It’s an interesting time we live in: Early 20th-century predictions of a future where there are commercially available electronic instruments to fit every way of working have come to pass. Moreover, many of the products—DAWs, in particular—attempt to offer as many creative options as possible, often taking artists from the initial creative spark through the arrangement, performance, recording and, occasionally, the distribution phase of a project.
This month’s examination of three major standalone software-samplers came about after a series of discussions I’ve had with composers about what differentiates one deep-featured sampler from another. Considering price, alone, Falcon, Kontakt 5 and HALion 6 are a magnitude more powerful than any hardware model of previous generations, and each of them is packed with functionality that allows you to make and play instruments of great complexity. Yet, each one has a personality, you might say, which can be traced to decisions made by the developer, usually the result of specific choices based on aesthetic biases, intended markets, cost vs. return on investment, and so forth. Ultimately, this personality will influence how you work and, therefore, must be considered.

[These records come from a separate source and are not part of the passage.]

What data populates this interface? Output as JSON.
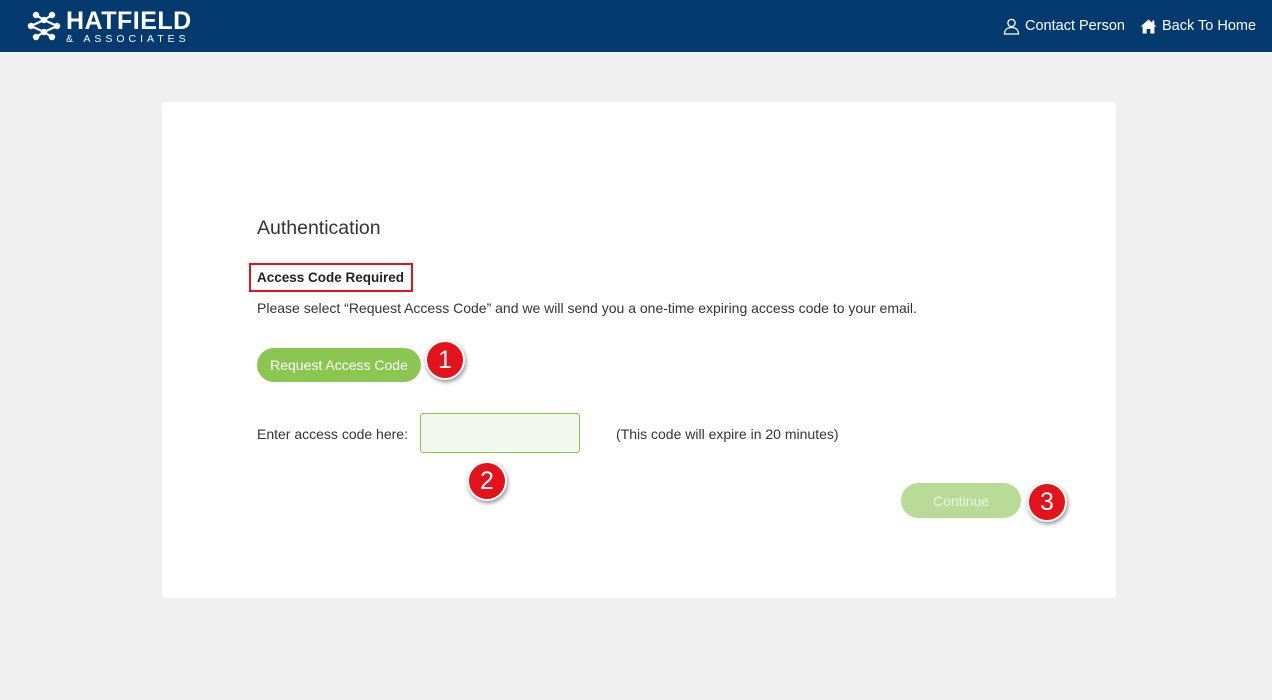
{
  "header": {
    "logo_name": "HATFIELD",
    "logo_sub": "& ASSOCIATES",
    "contact_label": "Contact Person",
    "home_label": "Back To Home",
    "background_color": "#043a6e"
  },
  "auth": {
    "title": "Authentication",
    "required_label": "Access Code Required",
    "instructions": "Please select “Request Access Code” and we will send you a one-time expiring access code to your email.",
    "request_button_label": "Request Access Code",
    "code_field_label": "Enter access code here:",
    "code_field_value": "",
    "expire_note": "(This code will expire in 20 minutes)",
    "continue_button_label": "Continue",
    "accent_color": "#8bc651"
  },
  "callouts": {
    "step1": "1",
    "step2": "2",
    "step3": "3",
    "color": "#e3121b"
  },
  "icons": {
    "logo": "hatfield-logo-icon",
    "contact": "user-icon",
    "home": "home-icon"
  }
}
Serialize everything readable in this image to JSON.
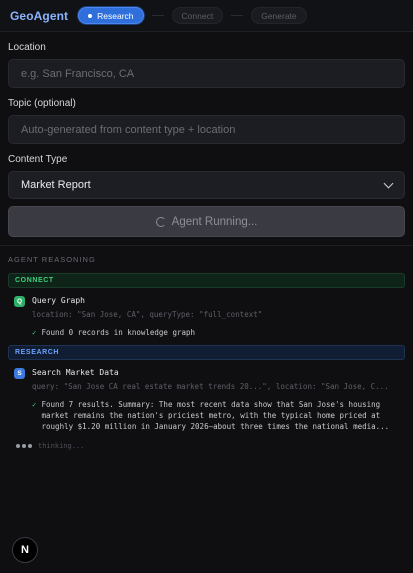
{
  "header": {
    "logo": "GeoAgent",
    "steps": [
      {
        "label": "Research",
        "active": true
      },
      {
        "label": "Connect",
        "active": false
      },
      {
        "label": "Generate",
        "active": false
      }
    ]
  },
  "form": {
    "location": {
      "label": "Location",
      "placeholder": "e.g. San Francisco, CA"
    },
    "topic": {
      "label": "Topic (optional)",
      "placeholder": "Auto-generated from content type + location"
    },
    "content_type": {
      "label": "Content Type",
      "value": "Market Report"
    },
    "run_button": {
      "label": "Agent Running..."
    }
  },
  "reasoning": {
    "title": "AGENT REASONING",
    "phases": {
      "connect": "CONNECT",
      "research": "RESEARCH"
    },
    "query_graph": {
      "badge": "Q",
      "name": "Query Graph",
      "args": "location: \"San Jose, CA\", queryType: \"full_context\"",
      "check": "✓",
      "result": "Found 0 records in knowledge graph"
    },
    "search_market": {
      "badge": "S",
      "name": "Search Market Data",
      "args": "query: \"San Jose CA real estate market trends 20...\", location: \"San Jose, C...",
      "check": "✓",
      "result": "Found 7 results. Summary: The most recent data show that San Jose's housing market remains the nation's priciest metro, with the typical home priced at roughly $1.20 million in January 2026—about three times the national media..."
    },
    "thinking": "thinking..."
  },
  "footer": {
    "n_button": "N"
  },
  "colors": {
    "background": "#0f0f11",
    "accent": "#2f6fdc",
    "connect_green": "#3ecf7a",
    "research_blue": "#6aa2ff"
  }
}
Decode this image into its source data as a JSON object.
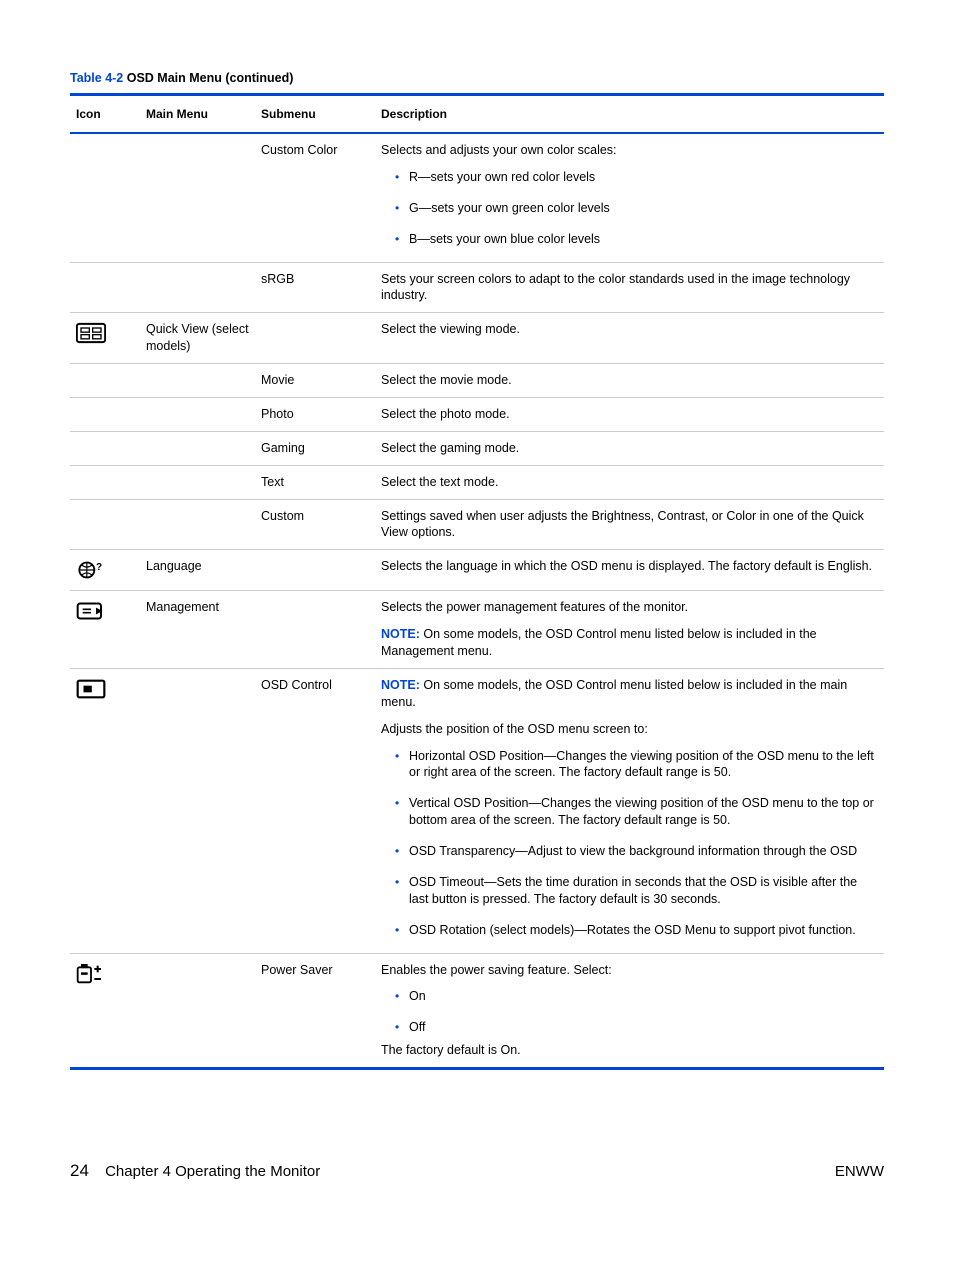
{
  "caption": {
    "number": "Table 4-2",
    "title": "  OSD Main Menu (continued)"
  },
  "headers": {
    "icon": "Icon",
    "main": "Main Menu",
    "sub": "Submenu",
    "desc": "Description"
  },
  "rows": {
    "customColor": {
      "sub": "Custom Color",
      "lead": "Selects and adjusts your own color scales:",
      "bullets": [
        "R—sets your own red color levels",
        "G—sets your own green color levels",
        "B—sets your own blue color levels"
      ]
    },
    "srgb": {
      "sub": "sRGB",
      "desc": "Sets your screen colors to adapt to the color standards used in the image technology industry."
    },
    "quickView": {
      "main": "Quick View (select models)",
      "desc": "Select the viewing mode."
    },
    "movie": {
      "sub": "Movie",
      "desc": "Select the movie mode."
    },
    "photo": {
      "sub": "Photo",
      "desc": "Select the photo mode."
    },
    "gaming": {
      "sub": "Gaming",
      "desc": "Select the gaming mode."
    },
    "text": {
      "sub": "Text",
      "desc": "Select the text mode."
    },
    "custom": {
      "sub": "Custom",
      "desc": "Settings saved when user adjusts the Brightness, Contrast, or Color in one of the Quick View options."
    },
    "language": {
      "main": "Language",
      "desc": "Selects the language in which the OSD menu is displayed. The factory default is English."
    },
    "management": {
      "main": "Management",
      "desc": "Selects the power management features of the monitor.",
      "noteLead": "NOTE:",
      "noteText": "   On some models, the OSD Control menu listed below is included in the Management menu."
    },
    "osdControl": {
      "sub": "OSD Control",
      "noteLead": "NOTE:",
      "noteText": "   On some models, the OSD Control menu listed below is included in the main menu.",
      "lead2": "Adjusts the position of the OSD menu screen to:",
      "bullets": [
        "Horizontal OSD Position—Changes the viewing position of the OSD menu to the left or right area of the screen. The factory default range is 50.",
        "Vertical OSD Position—Changes the viewing position of the OSD menu to the top or bottom area of the screen. The factory default range is 50.",
        "OSD Transparency—Adjust to view the background information through the OSD",
        "OSD Timeout—Sets the time duration in seconds that the OSD is visible after the last button is pressed. The factory default is 30 seconds.",
        "OSD Rotation (select models)—Rotates the OSD Menu to support pivot function."
      ]
    },
    "powerSaver": {
      "sub": "Power Saver",
      "lead": "Enables the power saving feature. Select:",
      "bullets": [
        "On",
        "Off"
      ],
      "trail": "The factory default is On."
    }
  },
  "footer": {
    "pagenum": "24",
    "chapter": "Chapter 4   Operating the Monitor",
    "right": "ENWW"
  }
}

In other words, despite what a developer’s marketing materials may say, none of the products available today can do everything, although it may seem like it when you first open them up. But the developer’s design choices can make it feel like there is an infinite number of options. That’s an important distinction and one we not only address in the roundup but what we strive to clarify with all of our gear-related articles. Because sometimes we might think we want the ability to do everything when, in reality, the sense of limitlessness of a software package can actually have the effect of limiting our creativity with its top heaviness.